The Lost Fingers redonne de la noblesse à de grands succès des années 80
Un premier album pour le groupe de Québec
Il fallait de l'audace et surtout une bonne dose de créativité pour voir dans les vieux succès des années 80, une quelconque ressemblance avec le jazz manouche.

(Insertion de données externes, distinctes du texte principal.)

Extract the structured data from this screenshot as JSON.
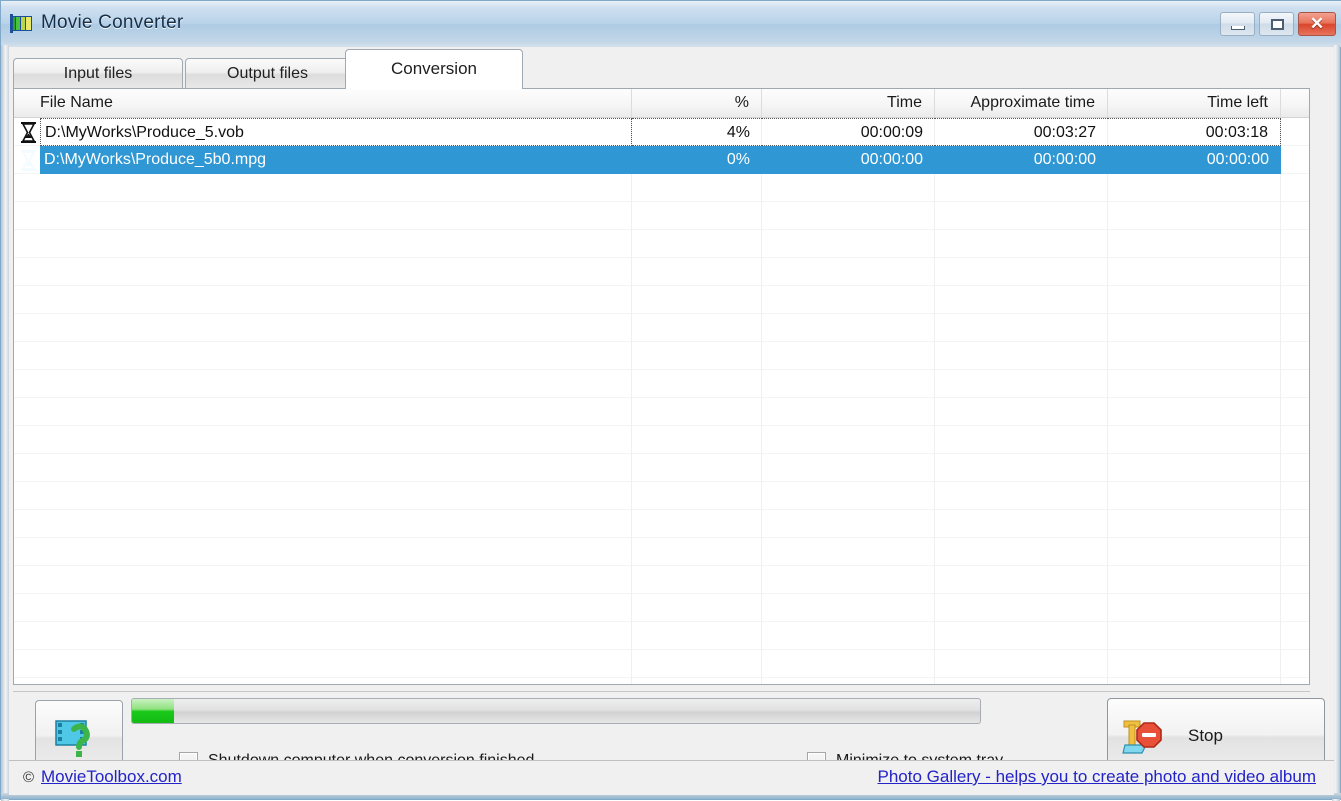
{
  "window": {
    "title": "Movie Converter",
    "app_icon": "movie-converter-icon",
    "minimize_label": "—",
    "maximize_label": "□",
    "close_label": "✕"
  },
  "tabs": [
    {
      "label": "Input files",
      "active": false
    },
    {
      "label": "Output files",
      "active": false
    },
    {
      "label": "Conversion",
      "active": true
    }
  ],
  "list": {
    "columns": [
      {
        "key": "file",
        "label": "File Name",
        "align": "left"
      },
      {
        "key": "pct",
        "label": "%",
        "align": "right"
      },
      {
        "key": "time",
        "label": "Time",
        "align": "right"
      },
      {
        "key": "appx",
        "label": "Approximate time",
        "align": "right"
      },
      {
        "key": "left",
        "label": "Time left",
        "align": "right"
      }
    ],
    "rows": [
      {
        "icon": "hourglass-icon",
        "file": "D:\\MyWorks\\Produce_5.vob",
        "pct": "4%",
        "time": "00:00:09",
        "appx": "00:03:27",
        "left": "00:03:18",
        "selected": false,
        "focused": true
      },
      {
        "icon": "hourglass-icon",
        "file": "D:\\MyWorks\\Produce_5b0.mpg",
        "pct": "0%",
        "time": "00:00:00",
        "appx": "00:00:00",
        "left": "00:00:00",
        "selected": true,
        "focused": false
      }
    ]
  },
  "controls": {
    "help_icon": "film-question-help-icon",
    "progress": {
      "percent": 5,
      "fill_color": "#19c919"
    },
    "shutdown_checkbox": {
      "label": "Shutdown computer when conversion finished",
      "checked": false
    },
    "tray_checkbox": {
      "label": "Minimize to system tray",
      "checked": false
    },
    "stop_button": {
      "label": "Stop",
      "icon": "stop-sign-icon"
    }
  },
  "statusbar": {
    "copyright_symbol": "©",
    "site_link": "MovieToolbox.com",
    "gallery_link": "Photo Gallery - helps you to create photo and video album"
  },
  "colors": {
    "selection": "#2e97d4",
    "link": "#2323c8",
    "progress": "#19c919",
    "title_text": "#17304a"
  }
}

Les trois gars du groupe originaire de Québec, Lost Fingers s'y sont amusés, si bien, qu'ils ont un premier disque entre les mains avec Lost in the 80's
D'un duo entre Christian Roberge et Byron Mikaloff dans un restaurant où les standards jazz les ont menés vers la musique de Django Reinhardt, en passant par l'ajout d'Alex Morissette au projet, jusqu'à un concert de cinq chansons pour une émission de radio, The Lost Fingers a vu le jour.
The Lost Fingers n'a pas vraiment de compositions, c'est plutôt vers les reprises à la mode manouche que se spécialise le groupe qui existe depuis moins de deux ans.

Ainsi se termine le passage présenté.